Automated external defibrillators

Automated external defibrillators (AEDs) are a proved method of reducing morbidity and mortality from acute myocardial infarction (heart attack). The most common lethal arrhythmias in adult cardiac arrest can be cured by electricity; early defibrillation is a nationally recognized standard of care. To provide a realistic chance of survival, defibrillation must be available soon after cardiac arrest. An automated external defibrillator (AED) detects and treats cardiac arrest due to the

cardiac arrhythmias, ventricular fibrillation (VF) and ventricular tachycardia (VT). Uncorrected, these arrhythmias rapidly lead to irreversible brain damage and death.

The heart has four chambers with one-way flaps called valves between the upper and lower chambers. The atria are the upper chambers and they receive blood that is being returned to the heart. The right atrium receives blood with little oxygen in it because the blood has already circulated throughout the body delivering oxygen and nutrients. The left atrium fills with newly oxygenated blood returning from the lungs. When the atria pump (contract), they push the blood through valves into the relaxed ventricles. When the ventricles contract, the right ventricle pumps blood into the lungs. The left ventricle pumps blood through the aortic valve to the body, including the heart (through coronary arteries). It is the pressure of the blood reflected on the walls of the arteries which is felt as a pulse. A normal adult healthy heart beats rhythmically at a rate of about 60 to 100 beats per minute when at rest. During strenuous exercise, the heart can increase the amount of blood it pumps up to four times the amount it pumps at rest within only a matter of seconds. The source that drives this mechanical activity is electrical stimulation. This continuous cycle of synchronised contractions is driven by the heart’s electrical system.

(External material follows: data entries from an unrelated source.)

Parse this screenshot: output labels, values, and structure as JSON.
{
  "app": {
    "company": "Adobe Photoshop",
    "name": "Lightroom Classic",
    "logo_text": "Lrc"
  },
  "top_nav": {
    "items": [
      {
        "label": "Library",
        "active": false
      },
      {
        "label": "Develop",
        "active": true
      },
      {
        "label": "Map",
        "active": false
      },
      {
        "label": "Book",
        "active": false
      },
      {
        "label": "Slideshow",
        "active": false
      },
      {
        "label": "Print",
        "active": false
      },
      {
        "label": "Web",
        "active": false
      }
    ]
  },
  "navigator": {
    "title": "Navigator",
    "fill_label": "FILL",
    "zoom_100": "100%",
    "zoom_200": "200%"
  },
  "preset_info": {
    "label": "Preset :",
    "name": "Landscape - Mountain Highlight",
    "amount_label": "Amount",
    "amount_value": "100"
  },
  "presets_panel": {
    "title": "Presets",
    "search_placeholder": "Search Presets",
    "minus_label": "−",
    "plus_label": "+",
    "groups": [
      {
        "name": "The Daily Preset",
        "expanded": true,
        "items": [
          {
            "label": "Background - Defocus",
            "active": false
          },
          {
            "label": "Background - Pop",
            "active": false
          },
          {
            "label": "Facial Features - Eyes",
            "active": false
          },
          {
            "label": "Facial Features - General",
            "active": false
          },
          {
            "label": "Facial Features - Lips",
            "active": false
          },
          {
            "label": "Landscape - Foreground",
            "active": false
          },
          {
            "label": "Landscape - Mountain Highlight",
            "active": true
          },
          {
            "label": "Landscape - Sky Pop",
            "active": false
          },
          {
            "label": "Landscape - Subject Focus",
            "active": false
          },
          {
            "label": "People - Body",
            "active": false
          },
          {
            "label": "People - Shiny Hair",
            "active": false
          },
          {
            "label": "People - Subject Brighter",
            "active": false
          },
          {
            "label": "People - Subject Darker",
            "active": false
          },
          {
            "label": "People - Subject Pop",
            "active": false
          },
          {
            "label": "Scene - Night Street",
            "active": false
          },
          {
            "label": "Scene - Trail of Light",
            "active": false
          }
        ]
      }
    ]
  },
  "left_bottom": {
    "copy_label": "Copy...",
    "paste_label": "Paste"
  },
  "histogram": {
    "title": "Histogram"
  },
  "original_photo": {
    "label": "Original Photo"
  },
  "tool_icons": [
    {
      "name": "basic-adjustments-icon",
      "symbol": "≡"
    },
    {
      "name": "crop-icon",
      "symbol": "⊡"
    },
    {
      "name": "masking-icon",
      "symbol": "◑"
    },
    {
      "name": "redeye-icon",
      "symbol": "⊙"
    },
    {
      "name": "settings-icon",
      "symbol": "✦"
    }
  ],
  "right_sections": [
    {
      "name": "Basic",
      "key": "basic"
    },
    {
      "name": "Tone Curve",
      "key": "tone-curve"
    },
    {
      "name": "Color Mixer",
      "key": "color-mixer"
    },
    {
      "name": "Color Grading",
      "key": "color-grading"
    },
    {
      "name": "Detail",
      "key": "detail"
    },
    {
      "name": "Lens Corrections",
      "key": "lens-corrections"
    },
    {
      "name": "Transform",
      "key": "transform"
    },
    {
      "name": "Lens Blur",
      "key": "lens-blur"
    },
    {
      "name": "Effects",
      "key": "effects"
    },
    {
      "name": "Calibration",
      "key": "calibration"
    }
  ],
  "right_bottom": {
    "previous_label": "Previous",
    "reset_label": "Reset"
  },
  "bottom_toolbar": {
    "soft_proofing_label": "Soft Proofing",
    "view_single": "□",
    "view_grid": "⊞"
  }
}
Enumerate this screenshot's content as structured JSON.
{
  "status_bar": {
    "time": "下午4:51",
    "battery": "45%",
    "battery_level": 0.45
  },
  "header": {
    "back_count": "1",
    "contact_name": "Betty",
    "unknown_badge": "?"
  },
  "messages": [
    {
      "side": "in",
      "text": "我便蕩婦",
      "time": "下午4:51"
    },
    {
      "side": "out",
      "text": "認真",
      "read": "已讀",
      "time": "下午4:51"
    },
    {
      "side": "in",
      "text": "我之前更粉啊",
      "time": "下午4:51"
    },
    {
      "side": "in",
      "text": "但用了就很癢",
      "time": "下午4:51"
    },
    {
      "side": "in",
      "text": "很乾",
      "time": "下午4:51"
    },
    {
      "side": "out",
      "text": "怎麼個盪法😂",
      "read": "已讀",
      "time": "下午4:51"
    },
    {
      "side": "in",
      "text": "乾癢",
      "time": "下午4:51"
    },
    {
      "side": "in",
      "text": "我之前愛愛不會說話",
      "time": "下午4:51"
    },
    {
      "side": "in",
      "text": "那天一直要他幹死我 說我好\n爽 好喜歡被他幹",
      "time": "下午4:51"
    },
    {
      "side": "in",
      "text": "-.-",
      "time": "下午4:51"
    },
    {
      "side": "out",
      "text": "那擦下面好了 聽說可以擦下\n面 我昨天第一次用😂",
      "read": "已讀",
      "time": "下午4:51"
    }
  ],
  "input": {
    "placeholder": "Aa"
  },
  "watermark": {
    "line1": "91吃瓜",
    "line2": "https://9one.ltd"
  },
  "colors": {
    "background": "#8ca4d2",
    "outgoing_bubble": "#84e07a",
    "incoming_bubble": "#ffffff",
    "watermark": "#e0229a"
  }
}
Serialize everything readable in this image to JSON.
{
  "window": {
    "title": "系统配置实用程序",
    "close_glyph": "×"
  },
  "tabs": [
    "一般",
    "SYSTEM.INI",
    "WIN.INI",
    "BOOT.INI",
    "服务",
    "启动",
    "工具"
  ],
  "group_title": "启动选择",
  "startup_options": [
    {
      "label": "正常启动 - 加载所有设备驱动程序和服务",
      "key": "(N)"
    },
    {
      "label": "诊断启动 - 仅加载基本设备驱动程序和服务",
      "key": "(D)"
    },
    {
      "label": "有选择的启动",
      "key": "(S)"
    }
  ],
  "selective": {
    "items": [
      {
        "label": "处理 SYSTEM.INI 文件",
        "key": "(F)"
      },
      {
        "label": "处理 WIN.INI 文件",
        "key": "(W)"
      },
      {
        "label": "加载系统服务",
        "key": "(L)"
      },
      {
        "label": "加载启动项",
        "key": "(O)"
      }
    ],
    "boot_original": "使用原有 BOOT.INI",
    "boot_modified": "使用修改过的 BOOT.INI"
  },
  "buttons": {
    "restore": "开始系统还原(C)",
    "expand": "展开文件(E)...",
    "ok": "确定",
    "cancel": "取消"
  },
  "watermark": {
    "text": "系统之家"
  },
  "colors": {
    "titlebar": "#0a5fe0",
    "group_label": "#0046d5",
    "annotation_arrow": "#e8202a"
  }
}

Some rhythms which become disrupted (called 'arrhythmias', or 'dysrhythmias') can be fatal and require urgent defibrillation. Defibrillation is achieved by the application of an electrical charge or 'shock' to the heart from a purpose designed device. These devices are associated with heart monitors and are available from the sources mentioned above, and in addition small portable defibrillator devices are now available for more general use by first aiders through the Public Access Defibrillation Program. There are three heart rhythms which are potentially fatal; ventricular tachycardia (VT), ventricular fibrillation (VF), and asystole. It is VF and VT which the automated external defibrillator may successfully treat by causing the arrhythmia to revert to a more normal rhythm. The most common cause of SCA is VF, which is caused by abnormal, erratic and very fast electrical activity in the heart. Due to this 'chaotic' activity the heart cannot pump blood effectively. Defibrillation is the delivery of an electrical shock to the heart, and is the only method of correcting ventricular fibrillation. The automated external defibrillator carries out an analysis of the heart rhythm and advises whether a shock is necessary, but relies on the user to press the appropriate buttons. The way that the AED works is that it monitors the electrical activity of the heart through the electrode pads. The AED accurately classifies the rhythm as 'Shockable' or 'Non-Shockable', and uses voice and/or a display prompts advising you of what action to take. If the AED indicates that a shock is required, follow the prompts and sometimes the shock will re-coordinate the heart’s natural pacemaker, and normal heart function will be restored. Sometimes it may require more than one shock to restore normal heart function, but multiple shocks do not guarantee the heart will restart. However, the sooner that defibrillation is started, the greater the chance of a positive outcome. Some AED's have voice or visual prompts, and some have both. In some cases the AED may have a screen that display the rhythm, and this can be used by operators that have been highly trained in rhythm recognition. Most modern AEDs have the ability to keep records of events electronically. This may be kept in the form of a PC data card that can be used to produce a report.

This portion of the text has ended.